When the University of Rhode Island dedicated the Niles Farmstead Cemetery in May, it added a page in Rhode Island history books that has long been missing.

During the 1700s, Rhode Island was involved in slave trade between Africa, the West Indies, and the southern states. It has been known that some Rhode Islanders also lived on plantations and held enslaved persons. The cemetery offers physical evidence.

Between 1729 and 1731, Nathaniel Niles acquired 350 acres in Kingston where he established a farm. It became one of the southern Rhode Island farms whose operations included enslaved labor of both African American and Native American persons. The farm operated until 1783.

A century passed and the Niles Farm faded from memory. The state purchased the land in 1888, which became part of the University of Rhode Island.

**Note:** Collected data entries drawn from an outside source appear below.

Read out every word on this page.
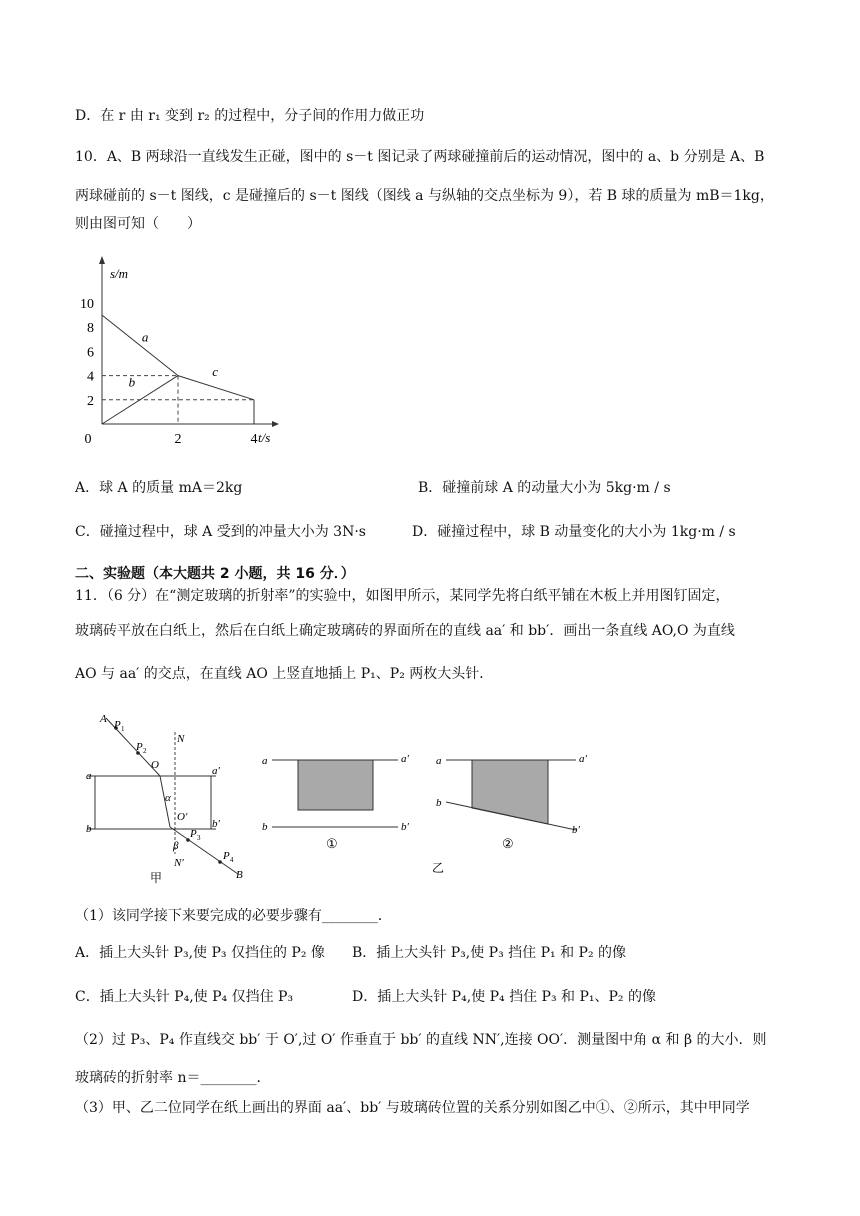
D．在 r 由 r₁ 变到 r₂ 的过程中，分子间的作用力做正功
10．A、B 两球沿一直线发生正碰，图中的 s－t 图记录了两球碰撞前后的运动情况，图中的 a、b 分别是 A、B
两球碰前的 s－t 图线，c 是碰撞后的 s－t 图线（图线 a 与纵轴的交点坐标为 9），若 B 球的质量为 mB＝1kg，
则由图可知（　　）
s/m
t/s
2
4
6
8
10
0	2	4
a
b
c
A．球 A 的质量 mA＝2kg	B．碰撞前球 A 的动量大小为 5kg·m / s
C．碰撞过程中，球 A 受到的冲量大小为 3N·s	D．碰撞过程中，球 B 动量变化的大小为 1kg·m / s
二、实验题（本大题共 2 小题，共 16 分．）
11．（6 分）在“测定玻璃的折射率”的实验中，如图甲所示，某同学先将白纸平铺在木板上并用图钉固定，
玻璃砖平放在白纸上，然后在白纸上确定玻璃砖的界面所在的直线 aa′ 和 bb′．画出一条直线 AO,O 为直线
AO 与 aa′ 的交点，在直线 AO 上竖直地插上 P₁、P₂ 两枚大头针．
A P 1
P 2
O
N
a	a′
b	b′
α
O′
P 3
β
N′
P 4
B
甲
a	a′
b	b′
①
a	a′
b
b′
②
乙
（1）该同学接下来要完成的必要步骤有________．
A．插上大头针 P₃,使 P₃ 仅挡住的 P₂ 像 B．插上大头针 P₃,使 P₃ 挡住 P₁ 和 P₂ 的像
C．插上大头针 P₄,使 P₄ 仅挡住 P₃	D．插上大头针 P₄,使 P₄ 挡住 P₃ 和 P₁、P₂ 的像
（2）过 P₃、P₄ 作直线交 bb′ 于 O′,过 O′ 作垂直于 bb′ 的直线 NN′,连接 OO′．测量图中角 α 和 β 的大小．则
玻璃砖的折射率 n＝________．
（3）甲、乙二位同学在纸上画出的界面 aa′、bb′ 与玻璃砖位置的关系分别如图乙中①、②所示，其中甲同学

In 1999, engineers wanted to sink soil test holes on the corner of URI’s football field to prepare for construction of the Convocation Center. To do that, a 1992 law required the university to call in archaeologists. Soil at the site suggested 40 graves, separated by a fence. While there is definitive evidence that the cemetery was owned by Silas Niles, a livestock farmer who owned several plantations and a number of slaves throughout Rhode Island, there is no definitive evidence giving the identity of the specific persons buried there.

The cemetery’s fence probably separated the graves of slaves from the Niles family, the archaeologists said.

Recognizing the site’s historic value and to honor the deceased, the University decided to preserve the site. Architects designing the Convocation Center revised their plans and relocated the center’s footprint by seven yards to accommodate the cemetery.

The University has since built a gray fieldstone wall to enclose the 1/4-acre site. The fieldstones come from old farm walls that were on the University campus. A wooden gate, facing the south plaza, completes the enclosure. A nearby plaque will inform visitors of the cemetery’s historic significance in Rhode Island.